Don’t be shocked: COVID-era crime anxiety has sparked TASER sales

Don’t be shocked: COVID-era crime anxiety has sparked TASER sales

The pandemic isn’t the only burden New Yorkers have been enduring. There’s also been a crime surge.

Did COVID cause that?

So many people out of work. Fresh stresses in everybody’s lives. The trauma of all that death and disease: Was a jump in violent crime as predictable as subway delays?

We should all hope so. In that case, crime should now be dropping sharply as more and more New Yorkers get vaccinated (28% have had at least one dose) and the city’s economy revs up again.

While we debate that issue and steel ourselves for the race to replace Mayor Bill de Blasio, here’s something to keep you on edge: The crime hike is real. Shootings doubled last year compared with the year before. Murders were up 45%. Though homicides dipped at the start of 2021, shootings still rose year over year.

Also see: COVID-19 anniversary: New Yorkers take stock of a year in the life of the pandemic

But before you panic and move to Scarsdale, remember: Those increases come after decades of city crime decline. The raw numbers are still a fraction of what they were in the bad old days, meaning the 1980s and early-’90s when crack cocaine was everywhere and 9-millimeter semiautomatics first hit the streets. But for any cop or citizen, the COVID-era trend is unsettling, even if the base of comparison is historically low. Last year’s murder count of 463 was 143 more dead bodies than in 2019. (The record was a whopping 2,245 in 1990.) Shootings went from 777 to 1,531. And only heroic work in the city’s COVID-weary emergency rooms kept many of those shootings out of the homicide column.

It isn’t only COVID, of course, and it isn’t only New York. Police departments across America are reporting their own crime waves. Clearly, there have been lots of reasons to be nervous for those inclined that way. The Black Lives Matter protests and urban riots that dominated last summer. The anything-but-smooth presidential transition in the fall. The Capitol insurrection in January. The mass shootings in Atlanta and Boulder. It’s all added up to a spike in anxiety even sharper than the rise in actual crime.

Rising guns sales, the usual measure of crime fear across America, don’t reveal much about the anxiety quotient in New York, where relatively few civilians are legally permitted to own firearms. But nonlethal devices like stun guns and electrified flashlights are also suddenly flying off the shelves.

“In 2020, sales of civilian-use TASER products like the StrikeLight were up 300%,” said Rick Smith, founder and CEO of Axon Enterprise, formerly known as Taser International, whose products are now standard police gear and making big inroads with crime-weary civilians. The StrikeLight is a combination flashlight-stun gun marketed for everyday civilian self-defense.

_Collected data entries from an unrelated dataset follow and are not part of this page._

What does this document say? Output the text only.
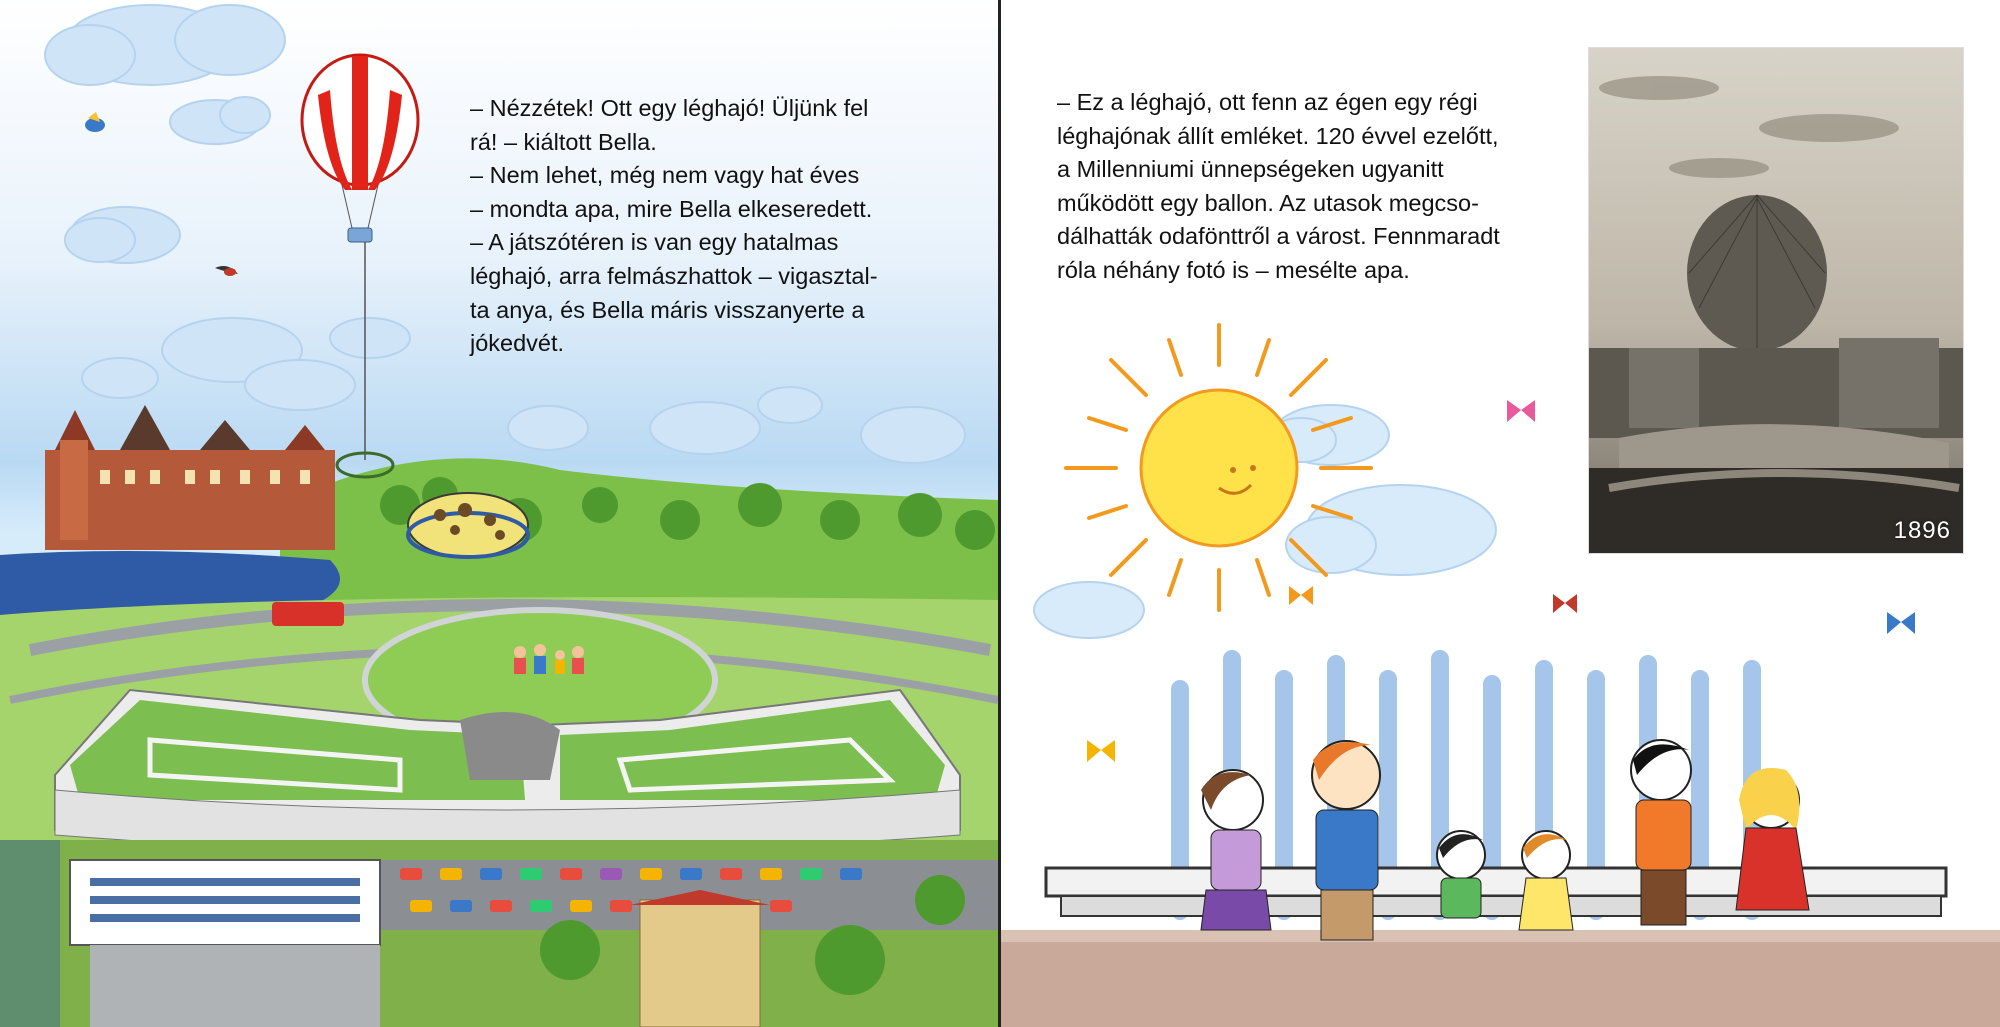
– Nézzétek! Ott egy léghajó! Üljünk fel

rá! – kiáltott Bella.

– Nem lehet, még nem vagy hat éves

– mondta apa, mire Bella elkeseredett.

– A játszótéren is van egy hatalmas

léghajó, arra felmászhattok – vigasztal-

ta anya, és Bella máris visszanyerte a

jókedvét.

– Ez a léghajó, ott fenn az égen egy régi

léghajónak állít emléket. 120 évvel ezelőtt,

a Millenniumi ünnepségeken ugyanitt

működött egy ballon. Az utasok megcso-

dálhatták odafönttről a várost. Fennmaradt

róla néhány fotó is – mesélte apa.

1896
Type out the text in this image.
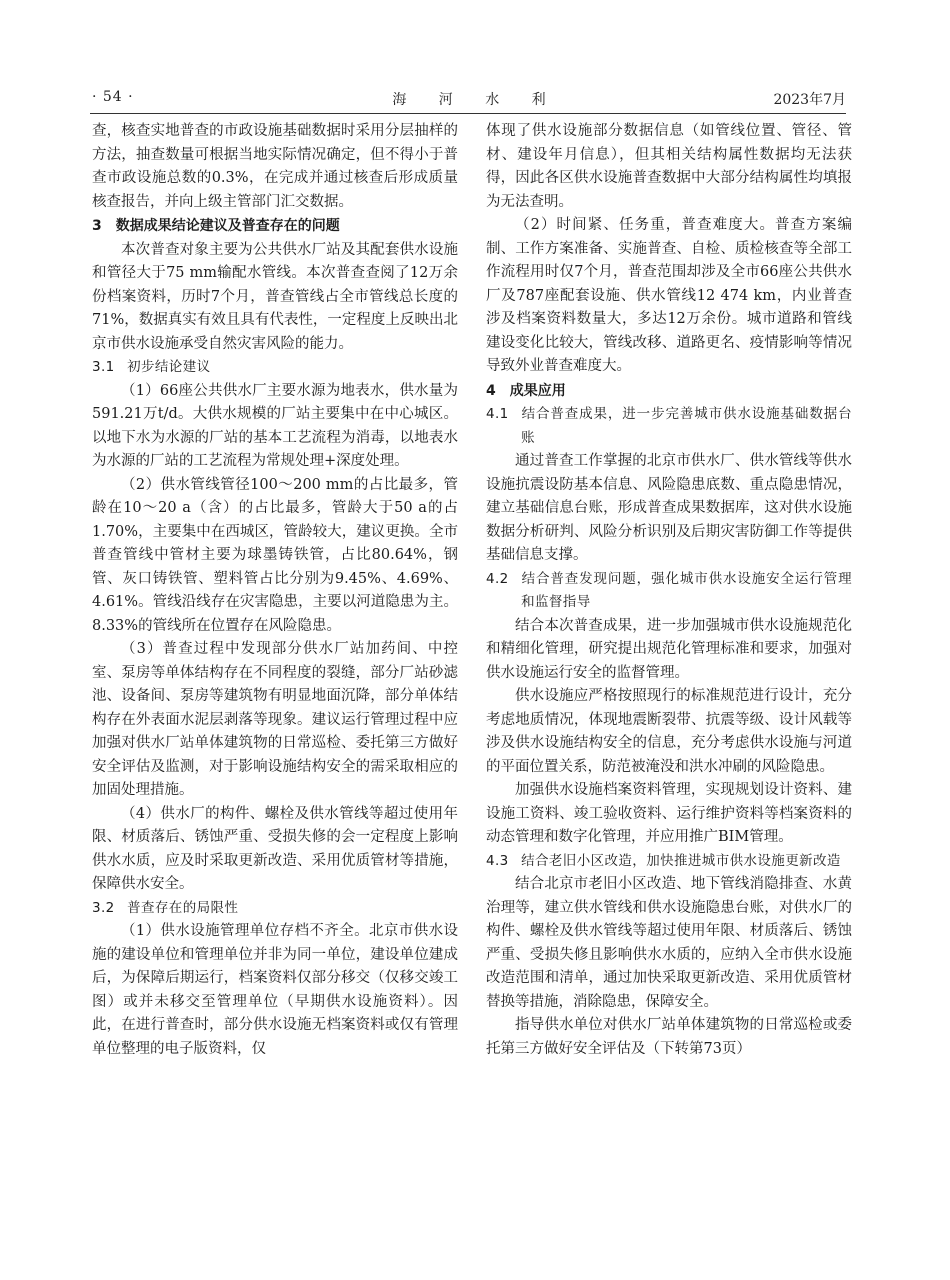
· 54 ·	海 河 水 利	2023年7月

查，核查实地普查的市政设施基础数据时采用分层抽样的方法，抽查数量可根据当地实际情况确定，但不得小于普查市政设施总数的0.3%，在完成并通过核查后形成质量核查报告，并向上级主管部门汇交数据。

3　数据成果结论建议及普查存在的问题

本次普查对象主要为公共供水厂站及其配套供水设施和管径大于75 mm输配水管线。本次普查查阅了12万余份档案资料，历时7个月，普查管线占全市管线总长度的71%，数据真实有效且具有代表性，一定程度上反映出北京市供水设施承受自然灾害风险的能力。

3.1 初步结论建议

（1）66座公共供水厂主要水源为地表水，供水量为591.21万t/d。大供水规模的厂站主要集中在中心城区。以地下水为水源的厂站的基本工艺流程为消毒，以地表水为水源的厂站的工艺流程为常规处理+深度处理。

（2）供水管线管径100～200 mm的占比最多，管龄在10～20 a（含）的占比最多，管龄大于50 a的占1.70%，主要集中在西城区，管龄较大，建议更换。全市普查管线中管材主要为球墨铸铁管，占比80.64%，钢管、灰口铸铁管、塑料管占比分别为9.45%、4.69%、4.61%。管线沿线存在灾害隐患，主要以河道隐患为主。8.33%的管线所在位置存在风险隐患。

（3）普查过程中发现部分供水厂站加药间、中控室、泵房等单体结构存在不同程度的裂缝，部分厂站砂滤池、设备间、泵房等建筑物有明显地面沉降，部分单体结构存在外表面水泥层剥落等现象。建议运行管理过程中应加强对供水厂站单体建筑物的日常巡检、委托第三方做好安全评估及监测，对于影响设施结构安全的需采取相应的加固处理措施。

（4）供水厂的构件、螺栓及供水管线等超过使用年限、材质落后、锈蚀严重、受损失修的会一定程度上影响供水水质，应及时采取更新改造、采用优质管材等措施，保障供水安全。

3.2 普查存在的局限性

（1）供水设施管理单位存档不齐全。北京市供水设施的建设单位和管理单位并非为同一单位，建设单位建成后，为保障后期运行，档案资料仅部分移交（仅移交竣工图）或并未移交至管理单位（早期供水设施资料）。因此，在进行普查时，部分供水设施无档案资料或仅有管理单位整理的电子版资料，仅

体现了供水设施部分数据信息（如管线位置、管径、管材、建设年月信息），但其相关结构属性数据均无法获得，因此各区供水设施普查数据中大部分结构属性均填报为无法查明。

（2）时间紧、任务重，普查难度大。普查方案编制、工作方案准备、实施普查、自检、质检核查等全部工作流程用时仅7个月，普查范围却涉及全市66座公共供水厂及787座配套设施、供水管线12 474 km，内业普查涉及档案资料数量大，多达12万余份。城市道路和管线建设变化比较大，管线改移、道路更名、疫情影响等情况导致外业普查难度大。

4　成果应用

4.1 结合普查成果，进一步完善城市供水设施基础数据台账

通过普查工作掌握的北京市供水厂、供水管线等供水设施抗震设防基本信息、风险隐患底数、重点隐患情况，建立基础信息台账，形成普查成果数据库，这对供水设施数据分析研判、风险分析识别及后期灾害防御工作等提供基础信息支撑。

4.2 结合普查发现问题，强化城市供水设施安全运行管理和监督指导

结合本次普查成果，进一步加强城市供水设施规范化和精细化管理，研究提出规范化管理标准和要求，加强对供水设施运行安全的监督管理。

供水设施应严格按照现行的标准规范进行设计，充分考虑地质情况，体现地震断裂带、抗震等级、设计风载等涉及供水设施结构安全的信息，充分考虑供水设施与河道的平面位置关系，防范被淹没和洪水冲刷的风险隐患。

加强供水设施档案资料管理，实现规划设计资料、建设施工资料、竣工验收资料、运行维护资料等档案资料的动态管理和数字化管理，并应用推广BIM管理。

4.3 结合老旧小区改造，加快推进城市供水设施更新改造

结合北京市老旧小区改造、地下管线消隐排查、水黄治理等，建立供水管线和供水设施隐患台账，对供水厂的构件、螺栓及供水管线等超过使用年限、材质落后、锈蚀严重、受损失修且影响供水水质的，应纳入全市供水设施改造范围和清单，通过加快采取更新改造、采用优质管材替换等措施，消除隐患，保障安全。

指导供水单位对供水厂站单体建筑物的日常巡检或委托第三方做好安全评估及（下转第73页）
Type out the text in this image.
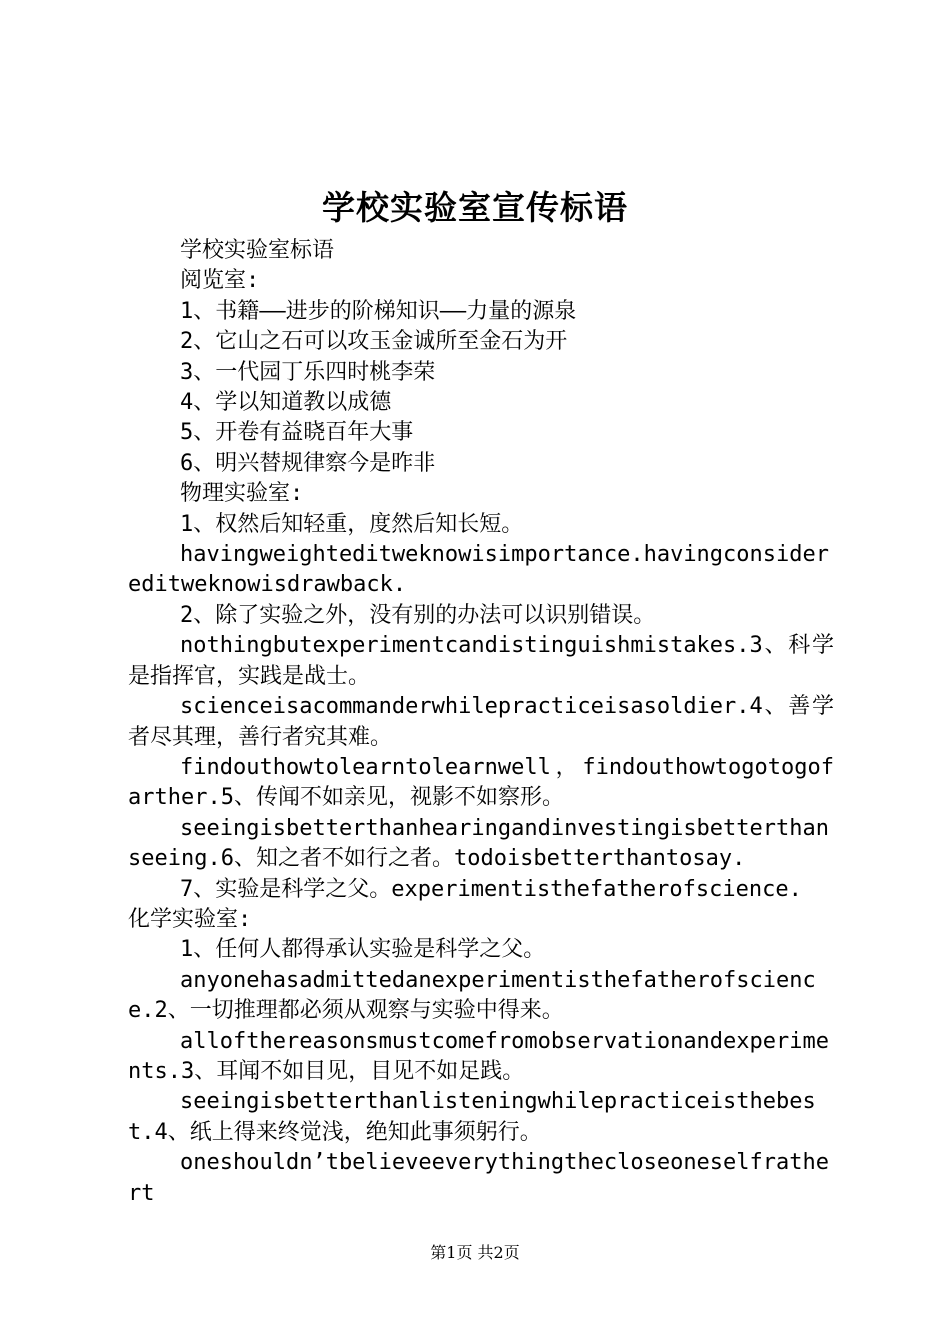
学校实验室宣传标语

学校实验室标语

阅览室:

1、书籍——进步的阶梯知识——力量的源泉

2、它山之石可以攻玉金诚所至金石为开

3、一代园丁乐四时桃李荣

4、学以知道教以成德

5、开卷有益晓百年大事

6、明兴替规律察今是昨非

物理实验室:

1、权然后知轻重，度然后知长短。

havingweighteditweknowisimportance.havingconsidereditweknowisdrawback.

2、除了实验之外，没有别的办法可以识别错误。

nothingbutexperimentcandistinguishmistakes.3、科学是指挥官，实践是战士。

scienceisacommanderwhilepracticeisasoldier.4、善学者尽其理，善行者究其难。

findouthowtolearntolearnwell，findouthowtogotogofarther.5、传闻不如亲见，视影不如察形。

seeingisbetterthanhearingandinvestingisbetterthanseeing.6、知之者不如行之者。todoisbetterthantosay.

7、实验是科学之父。experimentisthefatherofscience.

化学实验室:

1、任何人都得承认实验是科学之父。

anyonehasadmittedanexperimentisthefatherofscience.2、一切推理都必须从观察与实验中得来。

allofthereasonsmustcomefromobservationandexperiments.3、耳闻不如目见，目见不如足践。

seeingisbetterthanlisteningwhilepracticeisthebest.4、纸上得来终觉浅，绝知此事须躬行。

oneshouldn’tbelieveeverythingthecloseoneselfrathert

第1页 共2页
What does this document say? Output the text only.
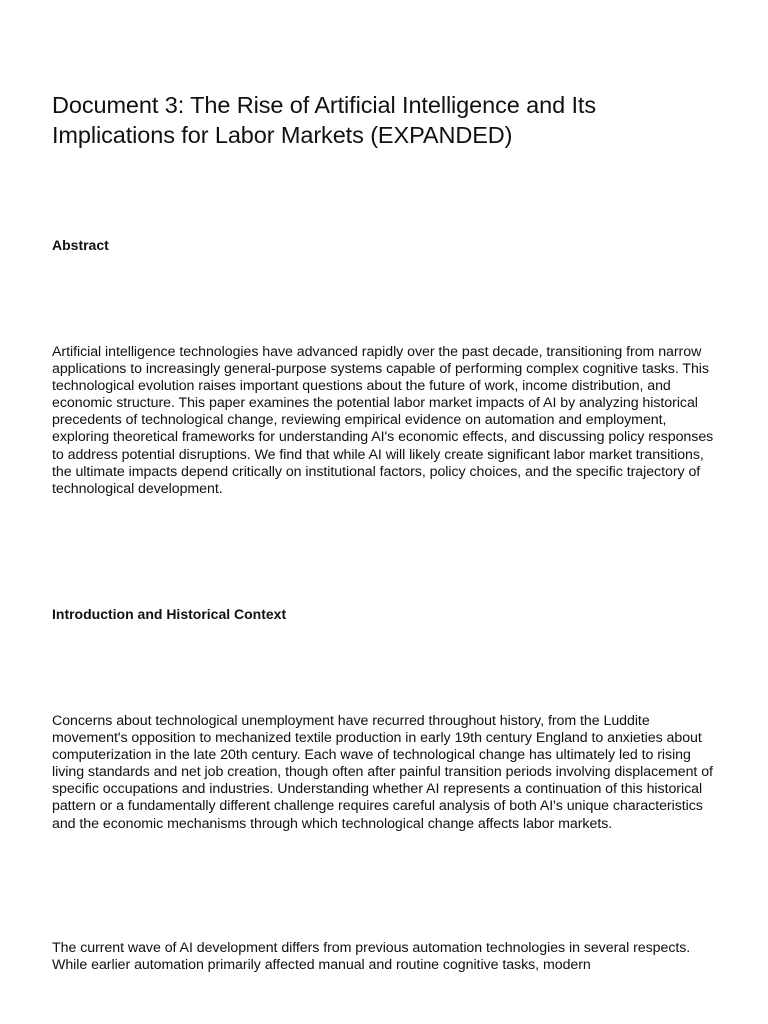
Document 3: The Rise of Artificial Intelligence and Its Implications for Labor Markets (EXPANDED)
Abstract

Artificial intelligence technologies have advanced rapidly over the past decade, transitioning from narrow applications to increasingly general-purpose systems capable of performing complex cognitive tasks. This technological evolution raises important questions about the future of work, income distribution, and economic structure. This paper examines the potential labor market impacts of AI by analyzing historical precedents of technological change, reviewing empirical evidence on automation and employment, exploring theoretical frameworks for understanding AI's economic effects, and discussing policy responses to address potential disruptions. We find that while AI will likely create significant labor market transitions, the ultimate impacts depend critically on institutional factors, policy choices, and the specific trajectory of technological development.

Introduction and Historical Context

Concerns about technological unemployment have recurred throughout history, from the Luddite movement's opposition to mechanized textile production in early 19th century England to anxieties about computerization in the late 20th century. Each wave of technological change has ultimately led to rising living standards and net job creation, though often after painful transition periods involving displacement of specific occupations and industries. Understanding whether AI represents a continuation of this historical pattern or a fundamentally different challenge requires careful analysis of both AI's unique characteristics and the economic mechanisms through which technological change affects labor markets.

The current wave of AI development differs from previous automation technologies in several respects. While earlier automation primarily affected manual and routine cognitive tasks, modern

With a neuroscience degree from Harvard and an MBA from the University of Chicago, Smith cuts a unique figure among law-enforcement vendors. For one thing, he is frankly anti-gun. His 2019 book “End of Killing” argues that nonlethal weapons are the future of policing and personal security. “The gun is antiquated technology,” he writes, “and it is responsible for tens of thousands of senseless killings every year.”

“I’m not saying take away police officers’ guns,” he said in an interview. “But if we can give you a Captain Kirk phaser and it stops a bad guy more effectively than your gun can, would you reach for that first? Most police officers are open minded enough to say, ‘Yeah, maybe.’”

Shooting someone is a nightmare for a police officer, even when the shooting is justified. The current uproar over police killings has not made any of that easier. And for civilian shooters, the consequences can be even dicier. Study after study has shown that a gun in a home is far more likely to be used against a loved one than an actual intruder. In the face of a mental-health crisis, that gun is also a ready tool for suicide.

But at this time of rising crime and COVID-sparked anxiety, will people really arm themselves with nonlethal devices that shoot electrified darts instead of bullets?

If the fresh sales figures are any indication, apparently so.

“We have to win the hearts and minds of gun lovers,” said Smith, whose electric-weapons company has now expanded into body-worn cameras, high-tech holsters and a cloud-based digital platform called “And we have to keep improving the product.”

Also see: It’s a ‘question of time’ before another virus jumps from animal to human, says co-inventor of flu treatment Tamiflu

In 2019, a federal court struck down New York’s ban on civilian stun guns. Currently, they are legal to carry and use, as long as it’s in self-defense, just like in 45 other states. 

Smith said he hears constantly from people outside law enforcement who want to protect themselves but don’t want to own or carry a gun. “With COVID and all the rest of it,” he said, “they really don’t want to kill anybody. They just want to defend themselves and their loved ones.”

Ellis Henican is an author based in New York City and a former newspaper columnist.